Both Automatic Remediation and Incident Response integrate seamlessly with other Barracuda Networks features, including:
- Email Gateway Defense
- Impersonation Protection
- DNS Filtering (part of Barracuda Cloud Security)
Email Gateway Defense
There are multiple points of integration with Email Gateway Defense. For more information, refer to Email Gateway Defense.
Reporting Suspicious Emails
There are two methods by which users and administrators can send suspicious messages to Incident Response:
- In the Email Gateway Defense Message Log, you can mark an email as incorrectly delivered.
- In the Outlook plugin, you can report an email as suspicious.
This information is displayed in the User-Reported Emails page and is described in User-Reported Emails.
Reporting a Message as Incorrectly Delivered
In the Message Log
Administrators reviewing message logs within Email Gateway Defense might notice that there is suspicious email. Messages marked as Incorrectly Delivered are reported both to Barracuda Central and to Incident Response, where they can be investigated.
To report email as incorrectly delivered, select a message in the Message Log and click Report as Incorrectly Delivered above the message preview.
For more information, refer to Understanding the Message Log in the Email Gateway Defense documentation.
Reporting a Message as Suspicious
Using the Reporting Button in the Outlook Plugin
Within the Barracuda Outlook Add-In, users can report suspicious emails, as shown below. This allows end users to be active participants in reporting phishing and spear phishing emails. These reports go to Barracuda Central and Incident Response. Administrators of Incident Response can investigate these end-user reported emails, create incidents, and take corrective action.
For more information, refer to Barracuda Outlook Add-In User Guide.
Finding Similar Suspicious Messages
If you find a questionable email in the Email Gateway Defense message log, you can move seamlessly from Email Gateway Defense to Incident Response to investigate it.
To find messages similar to the questionable email:
- Log into Email Gateway Defense as an administrator.
- In the Message Log, find the questionable email and click it to view its details.
- Click Search for similar messages. The Incident Response wizard opens in a new browser tab.
- Continue with the wizard, as described in Creating an Incident. Note that the fields in the wizard are pre-populated with the information from the email in the message log.

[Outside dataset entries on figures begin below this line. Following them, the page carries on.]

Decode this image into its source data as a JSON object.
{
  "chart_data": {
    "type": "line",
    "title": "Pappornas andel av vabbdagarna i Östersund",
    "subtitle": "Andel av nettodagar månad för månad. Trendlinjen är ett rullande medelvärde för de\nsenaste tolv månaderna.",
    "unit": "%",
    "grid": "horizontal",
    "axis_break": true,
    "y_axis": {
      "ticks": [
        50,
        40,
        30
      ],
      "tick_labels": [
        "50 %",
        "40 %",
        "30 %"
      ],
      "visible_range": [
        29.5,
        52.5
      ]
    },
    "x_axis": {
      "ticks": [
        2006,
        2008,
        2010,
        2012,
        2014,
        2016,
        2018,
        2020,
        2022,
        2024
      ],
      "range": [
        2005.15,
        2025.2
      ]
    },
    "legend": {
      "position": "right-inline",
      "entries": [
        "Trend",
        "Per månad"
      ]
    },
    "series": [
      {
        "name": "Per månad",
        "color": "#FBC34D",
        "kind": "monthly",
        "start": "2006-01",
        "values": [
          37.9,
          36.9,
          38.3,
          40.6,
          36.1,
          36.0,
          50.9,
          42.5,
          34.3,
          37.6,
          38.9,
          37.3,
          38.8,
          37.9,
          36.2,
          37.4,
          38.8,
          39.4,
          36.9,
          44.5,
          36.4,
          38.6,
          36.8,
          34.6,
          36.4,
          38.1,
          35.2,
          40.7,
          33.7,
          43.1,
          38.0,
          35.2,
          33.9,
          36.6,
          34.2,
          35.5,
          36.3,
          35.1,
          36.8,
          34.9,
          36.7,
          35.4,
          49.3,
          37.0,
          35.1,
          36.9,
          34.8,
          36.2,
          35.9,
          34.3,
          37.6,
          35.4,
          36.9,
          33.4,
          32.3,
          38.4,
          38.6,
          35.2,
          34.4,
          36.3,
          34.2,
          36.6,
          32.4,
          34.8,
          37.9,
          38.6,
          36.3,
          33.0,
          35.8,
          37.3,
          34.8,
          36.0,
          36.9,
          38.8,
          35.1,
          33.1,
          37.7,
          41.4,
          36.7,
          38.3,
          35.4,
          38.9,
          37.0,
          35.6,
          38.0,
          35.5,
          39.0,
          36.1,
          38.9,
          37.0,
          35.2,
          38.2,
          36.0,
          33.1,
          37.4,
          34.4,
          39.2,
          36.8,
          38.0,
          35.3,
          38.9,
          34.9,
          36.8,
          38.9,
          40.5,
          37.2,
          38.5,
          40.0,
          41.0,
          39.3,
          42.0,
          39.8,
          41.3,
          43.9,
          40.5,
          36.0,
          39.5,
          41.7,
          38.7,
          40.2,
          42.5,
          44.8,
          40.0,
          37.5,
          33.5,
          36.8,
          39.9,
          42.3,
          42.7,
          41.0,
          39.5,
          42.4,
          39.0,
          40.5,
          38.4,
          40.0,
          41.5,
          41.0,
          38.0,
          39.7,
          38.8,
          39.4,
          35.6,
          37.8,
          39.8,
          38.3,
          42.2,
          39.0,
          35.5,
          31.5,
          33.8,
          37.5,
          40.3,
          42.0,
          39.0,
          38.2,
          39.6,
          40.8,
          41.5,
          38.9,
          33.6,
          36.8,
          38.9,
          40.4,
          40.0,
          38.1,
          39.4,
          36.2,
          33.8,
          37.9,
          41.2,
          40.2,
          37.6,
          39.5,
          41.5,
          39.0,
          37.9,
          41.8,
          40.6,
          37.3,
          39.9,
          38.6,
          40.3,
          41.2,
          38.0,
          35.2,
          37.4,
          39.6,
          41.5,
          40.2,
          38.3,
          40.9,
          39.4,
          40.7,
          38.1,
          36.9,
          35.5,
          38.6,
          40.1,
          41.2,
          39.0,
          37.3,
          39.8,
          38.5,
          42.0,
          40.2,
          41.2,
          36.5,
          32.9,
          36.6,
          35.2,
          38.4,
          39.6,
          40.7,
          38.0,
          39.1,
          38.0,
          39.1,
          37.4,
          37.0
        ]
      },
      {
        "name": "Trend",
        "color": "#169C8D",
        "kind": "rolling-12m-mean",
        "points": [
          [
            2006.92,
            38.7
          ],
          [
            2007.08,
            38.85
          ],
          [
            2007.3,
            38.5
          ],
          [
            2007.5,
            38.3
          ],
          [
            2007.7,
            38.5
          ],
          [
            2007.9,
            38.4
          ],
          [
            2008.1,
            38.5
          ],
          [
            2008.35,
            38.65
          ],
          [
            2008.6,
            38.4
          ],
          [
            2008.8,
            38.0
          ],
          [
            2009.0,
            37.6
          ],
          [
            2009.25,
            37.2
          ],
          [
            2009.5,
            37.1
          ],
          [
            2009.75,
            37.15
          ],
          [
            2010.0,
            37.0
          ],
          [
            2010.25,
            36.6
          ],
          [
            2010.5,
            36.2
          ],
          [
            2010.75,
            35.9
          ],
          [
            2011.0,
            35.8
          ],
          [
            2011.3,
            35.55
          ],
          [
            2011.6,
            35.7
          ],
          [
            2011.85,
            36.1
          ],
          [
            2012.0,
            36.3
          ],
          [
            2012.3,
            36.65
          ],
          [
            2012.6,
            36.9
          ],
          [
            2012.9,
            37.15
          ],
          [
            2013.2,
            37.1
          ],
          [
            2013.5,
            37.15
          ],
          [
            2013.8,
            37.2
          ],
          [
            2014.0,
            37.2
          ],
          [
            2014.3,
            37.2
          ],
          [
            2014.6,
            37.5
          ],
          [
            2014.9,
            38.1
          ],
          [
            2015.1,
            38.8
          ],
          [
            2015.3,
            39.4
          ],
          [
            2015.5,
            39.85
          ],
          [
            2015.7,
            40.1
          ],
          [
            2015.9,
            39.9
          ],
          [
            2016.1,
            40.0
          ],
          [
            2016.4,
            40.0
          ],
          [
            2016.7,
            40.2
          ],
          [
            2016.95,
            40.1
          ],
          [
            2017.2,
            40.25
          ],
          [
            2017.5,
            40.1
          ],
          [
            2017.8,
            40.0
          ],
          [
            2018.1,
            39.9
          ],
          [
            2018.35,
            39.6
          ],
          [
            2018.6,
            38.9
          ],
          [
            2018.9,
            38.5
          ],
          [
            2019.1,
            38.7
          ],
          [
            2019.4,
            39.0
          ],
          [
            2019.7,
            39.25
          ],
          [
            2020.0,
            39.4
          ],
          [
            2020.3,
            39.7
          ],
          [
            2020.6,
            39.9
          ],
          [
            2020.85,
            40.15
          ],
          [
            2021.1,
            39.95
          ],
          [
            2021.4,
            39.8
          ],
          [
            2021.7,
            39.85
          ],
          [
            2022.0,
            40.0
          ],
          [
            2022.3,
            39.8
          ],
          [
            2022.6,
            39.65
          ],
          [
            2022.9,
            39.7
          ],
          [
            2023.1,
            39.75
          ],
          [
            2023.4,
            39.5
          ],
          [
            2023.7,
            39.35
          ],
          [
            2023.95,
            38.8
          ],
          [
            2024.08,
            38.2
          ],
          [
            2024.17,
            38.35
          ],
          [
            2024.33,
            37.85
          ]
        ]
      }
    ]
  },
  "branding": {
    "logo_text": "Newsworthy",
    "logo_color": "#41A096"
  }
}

For more information, refer to Understanding the Message Log in the Email Gateway Defense documentation.
Creating Sender Policies
As a remediation action, you can choose to quarantine or block future emails from one or more specific senders or from an entire domain. This action creates a policy in Email Gateway Defense, marked as originating from Incident Response.
This remediation action is described as part of the wizard instructions in Creating an Incident.
Users Involved / Link Protection
The Link Protection feature in Email Gateway Defense is required for the functionality of the Users Involved feature. When viewing an incident, click the Users tab to see the users that might be affected by the incident.
Ensure that the Link Protection feature is turned ON for the appropriate accounts and domains.
Configuring Email Gateway Defense for Integration
The following settings are required if you are using Incident Response with Email Gateway Defense to take advantage of the functionality described above.
Verified Domains
Verifying domains is essential for mail to flow through Email Gateway Defense and, in turn, for Incident Response to work with the emails. As described in Understanding the Domains Page, each of the domains where you want to filter email must be verified by Email Gateway Defense for proof of ownership; Email Gateway Defense does not process email for a domain until the verification process is complete. See Understanding the Domains Page and the deployment process for your specific platform for more details.
Link Protection Feature
As described above, the Link Protection feature in Email Gateway Defense is required for the functionality of the Users Involved feature.
If Link Protection is turned OFF when a suspicious email is received, users that are potentially affected by that incident might not be listed as Users Involved and might not receive the proper remediation and attention.
Link Protection must be turned ON when emails are received to provide complete results for Users Involved for a specific incident. Turning Link Protect ON after a suspicious email has already been received will not change the Users Involved results for an incident involving that email.
Web Traffic Filtering (part of Barracuda CloudGen Access)
Blocking Web Traffic
As a remediation action, you can choose to block traffic from an entire domain. This action automatically creates a policy in Web Security (part of Barracuda CloudGen Access), marked as originating from Incident Response.
This remediation action is described as part of the wizard instructions in Creating an Incident.
After you configure Web Security within Barracuda CloudGen Access, it will also shield your organization from emails sent from entire domains or categories of domains, resulting in your having to create fewer incidents. For more information, see Incident Response and Creating Policies With Barracuda CloudGen Access, part of the Barracuda CloudGen Access documentation.
Impersonation Protection
Impersonation Protection calls Incident Response for the following activity:
Searching for Similar Issues
When viewing the details of an attack, you can click Search for Similar Issues to find issues similar to the attack you are currently viewing.
Security Awareness Training
Incident Response can create a group of users involved in an incident and send it to Barracuda Security Awareness Training (SAT). SAT can use this list to:
- Train users to recognize malicious emails.
- Provide follow up testing.
- Analyze results with advanced metrics and reporting.